Criticism or Demerits:

(i) Population, Growth and Per Capita Income: It has been assumed that the growth of the population is an increasing function of growth of per capita income in the beginning. While later on, it is a decreasing function. But, it is not so. Rather, the population growth takes place along with the increase in public health facilities.

(ii) Decline in Birth Rate and Per Capita Income: It has been assumed that whenever per capita income exceeds the critical minimum level the population goes on to decline. All is based upon the experience of the West. But as far as UDCs are concerned the population of UDCs decreases due to change in outlook of the people.

(iii) Role of State in Birth Control: No UDC can wait for this, that its per capita income could increase and then its birth rate would fall down automatically. Therefore, state will have to interfere with to check population growth. This was ignored by Leibenstein.
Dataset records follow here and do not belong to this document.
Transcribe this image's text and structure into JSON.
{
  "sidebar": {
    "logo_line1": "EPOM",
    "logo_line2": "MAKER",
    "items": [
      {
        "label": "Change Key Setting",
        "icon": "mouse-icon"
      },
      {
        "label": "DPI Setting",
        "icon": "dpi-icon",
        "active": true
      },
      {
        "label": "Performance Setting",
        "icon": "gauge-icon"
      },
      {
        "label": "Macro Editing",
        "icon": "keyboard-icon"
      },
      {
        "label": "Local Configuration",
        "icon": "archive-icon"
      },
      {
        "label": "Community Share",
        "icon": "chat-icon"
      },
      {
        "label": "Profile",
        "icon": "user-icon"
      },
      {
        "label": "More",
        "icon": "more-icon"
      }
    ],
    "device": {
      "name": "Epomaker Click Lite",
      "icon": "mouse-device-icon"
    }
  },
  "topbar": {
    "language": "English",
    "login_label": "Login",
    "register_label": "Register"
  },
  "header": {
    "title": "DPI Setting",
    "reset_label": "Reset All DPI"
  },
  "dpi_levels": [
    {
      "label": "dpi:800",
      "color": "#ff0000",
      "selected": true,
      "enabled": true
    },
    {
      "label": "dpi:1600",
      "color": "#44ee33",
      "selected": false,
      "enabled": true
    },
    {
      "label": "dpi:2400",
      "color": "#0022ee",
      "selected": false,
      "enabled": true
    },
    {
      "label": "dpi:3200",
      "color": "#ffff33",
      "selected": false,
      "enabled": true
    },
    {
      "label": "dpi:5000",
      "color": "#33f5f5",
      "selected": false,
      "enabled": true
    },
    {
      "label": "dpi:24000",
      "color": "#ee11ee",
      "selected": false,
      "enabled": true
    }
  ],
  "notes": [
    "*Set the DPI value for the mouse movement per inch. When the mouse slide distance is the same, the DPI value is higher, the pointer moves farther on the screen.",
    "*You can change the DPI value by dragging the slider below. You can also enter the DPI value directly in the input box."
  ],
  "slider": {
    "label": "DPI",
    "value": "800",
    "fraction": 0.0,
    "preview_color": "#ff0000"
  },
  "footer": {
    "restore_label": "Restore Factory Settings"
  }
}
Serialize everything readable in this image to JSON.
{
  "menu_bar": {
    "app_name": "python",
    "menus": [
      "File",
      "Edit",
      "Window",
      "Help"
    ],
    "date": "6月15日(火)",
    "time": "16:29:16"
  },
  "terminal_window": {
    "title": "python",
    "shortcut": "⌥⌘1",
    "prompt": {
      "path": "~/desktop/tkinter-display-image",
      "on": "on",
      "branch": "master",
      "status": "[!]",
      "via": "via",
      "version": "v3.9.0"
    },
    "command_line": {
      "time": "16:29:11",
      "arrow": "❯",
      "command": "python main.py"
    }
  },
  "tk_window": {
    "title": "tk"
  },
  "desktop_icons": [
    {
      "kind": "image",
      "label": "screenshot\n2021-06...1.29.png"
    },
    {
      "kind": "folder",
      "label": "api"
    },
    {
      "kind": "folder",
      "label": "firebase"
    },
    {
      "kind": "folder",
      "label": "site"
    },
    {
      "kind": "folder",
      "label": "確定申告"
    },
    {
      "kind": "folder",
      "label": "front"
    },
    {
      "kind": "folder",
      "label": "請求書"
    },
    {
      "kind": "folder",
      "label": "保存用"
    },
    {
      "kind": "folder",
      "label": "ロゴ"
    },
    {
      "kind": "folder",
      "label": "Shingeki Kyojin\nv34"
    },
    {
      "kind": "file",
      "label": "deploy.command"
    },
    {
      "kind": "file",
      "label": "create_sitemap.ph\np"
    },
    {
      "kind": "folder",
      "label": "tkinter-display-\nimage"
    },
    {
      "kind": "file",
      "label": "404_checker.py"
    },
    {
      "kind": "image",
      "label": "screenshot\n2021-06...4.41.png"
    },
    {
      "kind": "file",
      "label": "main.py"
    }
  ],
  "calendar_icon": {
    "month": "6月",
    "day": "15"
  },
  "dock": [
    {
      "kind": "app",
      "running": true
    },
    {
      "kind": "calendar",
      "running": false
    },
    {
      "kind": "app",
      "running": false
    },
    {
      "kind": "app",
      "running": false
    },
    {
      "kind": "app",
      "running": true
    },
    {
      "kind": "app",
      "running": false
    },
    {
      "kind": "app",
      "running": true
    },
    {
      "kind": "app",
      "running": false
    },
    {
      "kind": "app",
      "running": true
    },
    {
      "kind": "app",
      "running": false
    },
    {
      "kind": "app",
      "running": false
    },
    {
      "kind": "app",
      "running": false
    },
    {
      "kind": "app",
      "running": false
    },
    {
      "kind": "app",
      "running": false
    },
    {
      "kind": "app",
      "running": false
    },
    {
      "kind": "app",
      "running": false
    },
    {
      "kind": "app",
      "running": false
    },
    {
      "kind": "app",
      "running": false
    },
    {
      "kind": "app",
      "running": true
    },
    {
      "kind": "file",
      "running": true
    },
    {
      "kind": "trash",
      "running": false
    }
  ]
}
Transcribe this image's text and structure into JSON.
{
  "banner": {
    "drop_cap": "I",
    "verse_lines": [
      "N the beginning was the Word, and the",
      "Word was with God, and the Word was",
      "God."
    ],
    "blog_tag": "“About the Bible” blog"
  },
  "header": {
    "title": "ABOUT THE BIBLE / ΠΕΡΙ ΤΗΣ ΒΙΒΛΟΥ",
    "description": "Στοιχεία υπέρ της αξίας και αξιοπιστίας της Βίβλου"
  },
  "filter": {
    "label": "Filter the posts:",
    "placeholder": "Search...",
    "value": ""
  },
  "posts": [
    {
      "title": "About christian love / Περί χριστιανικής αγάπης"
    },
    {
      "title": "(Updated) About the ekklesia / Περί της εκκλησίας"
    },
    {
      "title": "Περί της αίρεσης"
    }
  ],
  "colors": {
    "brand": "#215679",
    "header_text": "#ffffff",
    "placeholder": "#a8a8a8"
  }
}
(iv) Complex Relationship between Per Capita Income and Growth Rate: Prof. Myint says that there exists a complex relationship between per capita income, growth rate and national income. Leibenstein has over simplified such all. The relationship of per capita income with savings and investment is concerned with the distribution of income and effectiveness of financial institutions. Moreover, the capital-output ratio also does not remain same. It goes on to change along with changes in techniques of production.

(v) Closed Economy Model: Leibenstein theory does not show the effects of foreign capital on the income, savings and investment of UDCs.